野獣と噂の王太子と偽りの妃
一方シルベーヌ国にいるマルクスは、毎日サミュエルを連れて広い領土のあちこちを訪れ、国民の暮らしぶりや状況を確認していた。

「やはり人口が少ないな。それに子ども達の姿をほとんど見かけない」

サミュエルと馬を並べて、マルクスは村の様子を見て回る。

「そうですね。学校や施設も使われておらず、廃墟と化しています。このままにしておくのは治安の悪化に繋がるかと」
「ああ。だが解体したくても手が回らないのだろう。人々の活気がないのも気になる。それに今は姿が見えないが、どうやらギルガの手先が寝泊まりに使った形跡がある。このシルベーヌ国のあちこちは、既にギルガの息がかかっているな」

予想以上に厳しい事態に、マルクスは言葉少なに王宮に帰る。

国王に、いかがでしたか?と聞かれるが、マルクスはやんわりと言葉を濁した。

高齢の国王は、おそらく自分の足で各地を見て回ることはできないのだろう。

側近の誰も、国王に厳しい現実をそのまま伝えている様子はなかった。

それならば、よそ者の自分が何かを言うべきではない。

マルクスは客室でサミュエルと二人、難しい顔で話し合った。

「率直にどう思った?サミュエル」
「そうですね…。ギルガの侵略は別にしても、シルベーヌは多くの問題に直面しているかと。広大な土地を所有していても、住む人がいなければ荒れ地になるだけです。厳しいことを申し上げますと、衰退していく国、と言わざるを得ない状況ですね」

じっと耳を傾けていたマルクスも頷く。

「だがこのままにはさせない。この先、もしシルベーヌが自ら衰退、もしくはギルガに制圧されたとしたら、どちらにしろカルディナにとっては打撃だ」
「では、どうなさいますか?殿下」

サミュエルの言葉に、マルクスは腕を組んで考えを巡らせる。

「サミュエル。我がカルディナは、喜ばしいことに年々人口が増加している。
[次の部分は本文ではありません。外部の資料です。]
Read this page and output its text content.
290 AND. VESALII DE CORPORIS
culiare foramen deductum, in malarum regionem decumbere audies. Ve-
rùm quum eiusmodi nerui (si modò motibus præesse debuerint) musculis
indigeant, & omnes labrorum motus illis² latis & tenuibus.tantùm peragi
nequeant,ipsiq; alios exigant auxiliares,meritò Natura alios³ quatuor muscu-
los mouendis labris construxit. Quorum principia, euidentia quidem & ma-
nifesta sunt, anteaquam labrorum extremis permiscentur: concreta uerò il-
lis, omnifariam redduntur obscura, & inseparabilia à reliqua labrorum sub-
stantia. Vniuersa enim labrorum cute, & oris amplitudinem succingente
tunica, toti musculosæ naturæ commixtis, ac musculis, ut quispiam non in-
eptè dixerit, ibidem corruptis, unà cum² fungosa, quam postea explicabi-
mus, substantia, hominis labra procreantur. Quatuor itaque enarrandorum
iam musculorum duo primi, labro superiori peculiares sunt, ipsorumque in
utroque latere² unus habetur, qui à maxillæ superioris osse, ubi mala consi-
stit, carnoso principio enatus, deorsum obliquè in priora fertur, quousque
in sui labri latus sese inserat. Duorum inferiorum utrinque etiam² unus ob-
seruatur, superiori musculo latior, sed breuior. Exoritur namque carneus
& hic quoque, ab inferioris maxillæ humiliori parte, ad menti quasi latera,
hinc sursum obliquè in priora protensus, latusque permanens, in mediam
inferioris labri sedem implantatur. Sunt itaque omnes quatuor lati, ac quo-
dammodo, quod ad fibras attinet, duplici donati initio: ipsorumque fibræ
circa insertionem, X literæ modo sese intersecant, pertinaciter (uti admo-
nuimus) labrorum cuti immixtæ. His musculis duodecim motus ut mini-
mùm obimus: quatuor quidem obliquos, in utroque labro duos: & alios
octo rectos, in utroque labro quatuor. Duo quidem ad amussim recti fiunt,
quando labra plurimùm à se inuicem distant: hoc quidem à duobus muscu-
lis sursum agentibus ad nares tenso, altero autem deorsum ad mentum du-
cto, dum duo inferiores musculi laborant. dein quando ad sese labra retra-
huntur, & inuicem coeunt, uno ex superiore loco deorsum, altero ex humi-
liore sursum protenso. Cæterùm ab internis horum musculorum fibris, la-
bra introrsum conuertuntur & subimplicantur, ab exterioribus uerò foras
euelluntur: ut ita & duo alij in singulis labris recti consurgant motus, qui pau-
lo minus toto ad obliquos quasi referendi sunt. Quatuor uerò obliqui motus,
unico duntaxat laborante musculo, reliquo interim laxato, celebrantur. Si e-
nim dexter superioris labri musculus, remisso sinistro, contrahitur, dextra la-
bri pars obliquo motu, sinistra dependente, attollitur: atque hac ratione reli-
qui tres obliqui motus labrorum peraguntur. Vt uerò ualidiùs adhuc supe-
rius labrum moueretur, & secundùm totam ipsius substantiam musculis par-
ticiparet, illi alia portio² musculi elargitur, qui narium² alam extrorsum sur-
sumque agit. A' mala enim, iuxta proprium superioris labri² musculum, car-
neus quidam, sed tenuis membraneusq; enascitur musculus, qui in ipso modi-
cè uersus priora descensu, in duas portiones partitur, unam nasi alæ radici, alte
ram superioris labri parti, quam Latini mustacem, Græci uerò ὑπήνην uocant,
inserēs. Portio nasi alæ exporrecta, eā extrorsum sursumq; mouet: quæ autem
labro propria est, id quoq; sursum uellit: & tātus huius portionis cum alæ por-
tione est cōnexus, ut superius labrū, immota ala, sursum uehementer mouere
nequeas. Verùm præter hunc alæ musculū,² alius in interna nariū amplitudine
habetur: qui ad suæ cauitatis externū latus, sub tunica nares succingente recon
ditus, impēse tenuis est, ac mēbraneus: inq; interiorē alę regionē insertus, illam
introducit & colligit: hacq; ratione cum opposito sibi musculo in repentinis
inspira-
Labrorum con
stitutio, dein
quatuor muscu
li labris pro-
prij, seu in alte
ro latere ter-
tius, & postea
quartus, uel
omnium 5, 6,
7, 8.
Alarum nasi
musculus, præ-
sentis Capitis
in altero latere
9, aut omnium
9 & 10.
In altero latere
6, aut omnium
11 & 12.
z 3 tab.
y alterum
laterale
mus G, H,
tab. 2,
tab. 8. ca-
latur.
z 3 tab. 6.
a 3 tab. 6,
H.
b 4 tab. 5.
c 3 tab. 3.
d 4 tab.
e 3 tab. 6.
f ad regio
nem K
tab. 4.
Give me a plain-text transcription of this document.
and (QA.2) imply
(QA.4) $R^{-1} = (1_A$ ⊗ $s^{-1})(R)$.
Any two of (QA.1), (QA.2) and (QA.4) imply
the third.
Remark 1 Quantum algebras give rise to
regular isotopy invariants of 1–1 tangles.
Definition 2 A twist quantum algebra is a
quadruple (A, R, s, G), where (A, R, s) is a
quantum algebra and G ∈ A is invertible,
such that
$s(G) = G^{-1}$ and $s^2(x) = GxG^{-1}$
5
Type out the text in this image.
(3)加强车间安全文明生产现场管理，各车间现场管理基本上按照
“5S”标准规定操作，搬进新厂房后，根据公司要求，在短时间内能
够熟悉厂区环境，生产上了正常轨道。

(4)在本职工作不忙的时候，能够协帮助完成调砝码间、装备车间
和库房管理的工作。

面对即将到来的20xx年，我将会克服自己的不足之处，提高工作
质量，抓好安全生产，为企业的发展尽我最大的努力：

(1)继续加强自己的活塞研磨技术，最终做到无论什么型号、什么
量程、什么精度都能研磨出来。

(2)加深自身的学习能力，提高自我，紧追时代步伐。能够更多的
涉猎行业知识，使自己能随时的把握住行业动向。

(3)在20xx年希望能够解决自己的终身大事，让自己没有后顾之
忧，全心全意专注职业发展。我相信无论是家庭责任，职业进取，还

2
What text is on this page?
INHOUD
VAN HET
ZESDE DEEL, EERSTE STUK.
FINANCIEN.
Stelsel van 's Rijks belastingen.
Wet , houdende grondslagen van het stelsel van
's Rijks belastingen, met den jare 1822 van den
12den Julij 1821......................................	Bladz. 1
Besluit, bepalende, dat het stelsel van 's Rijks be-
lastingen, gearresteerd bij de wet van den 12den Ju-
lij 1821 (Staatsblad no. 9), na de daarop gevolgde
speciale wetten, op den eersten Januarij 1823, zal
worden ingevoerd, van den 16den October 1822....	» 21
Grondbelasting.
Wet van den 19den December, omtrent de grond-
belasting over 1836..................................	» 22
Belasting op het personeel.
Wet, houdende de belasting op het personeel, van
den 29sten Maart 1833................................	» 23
だが土地が狭く、このままでは飽和状態となる。そして自給自足率も低い。他国からの輸入に頼り過ぎている。そこでだ」

マルクスが身を乗り出すと、サミュエルも頷く。

「カルディナからシルベーヌへの移住を国民に推奨する」

えっ!と、思ってもみなかったマルクスの言葉に、サミュエルは思わず声を上げる。

「カルディナの国民が、このシルベーヌで暮らしていく、ということですか?」
「そうだ。カルディナとシルベーヌは、言語と通貨は共通しているし、平和主義や思想も似ている。隣の国同士、自由に行き来できるようにし、国の垣根を超えて、互いに国を良くしていけたらと願う」
「それは、シルベーヌをカルディナが統治するということでしょうか?」
「いや、そうではない。あくまでもシルベーヌ国はそのままであり続ける。強いて言うなら、パートナーシップを結び、シルベーヌとカルディナは互いに協力し合う国だと認め合うんだ」

サミュエルはしばし視線を外してから、また顔を上げた。

「カルディナから希望者を募ってシルベーヌに移住したとして、その後の政治経済は誰が舵を取りますか?法律や制度なども細かく整備しなければなりません」
「確かに多くの課題や困難があるのは予想できる。だが互いに足りないところを補い合い、共に幸せで豊かな国を作っていく。二つの国は対等で心は一つだ。その想いさえ忘れなければ、道は開けると俺は思う」

マルクスの言葉を、サミュエルは噛みしめるように頭の中で何度も繰り返す。

そして顔を上げ、しっかりとマルクスに頷いてみせた。

「殿下のお心のままに。私はこれからも、殿下に忠誠を誓います」
「ありがとう、サミュエル」

頼もしき味方に力をもらい、マルクスは更に想いを強くした。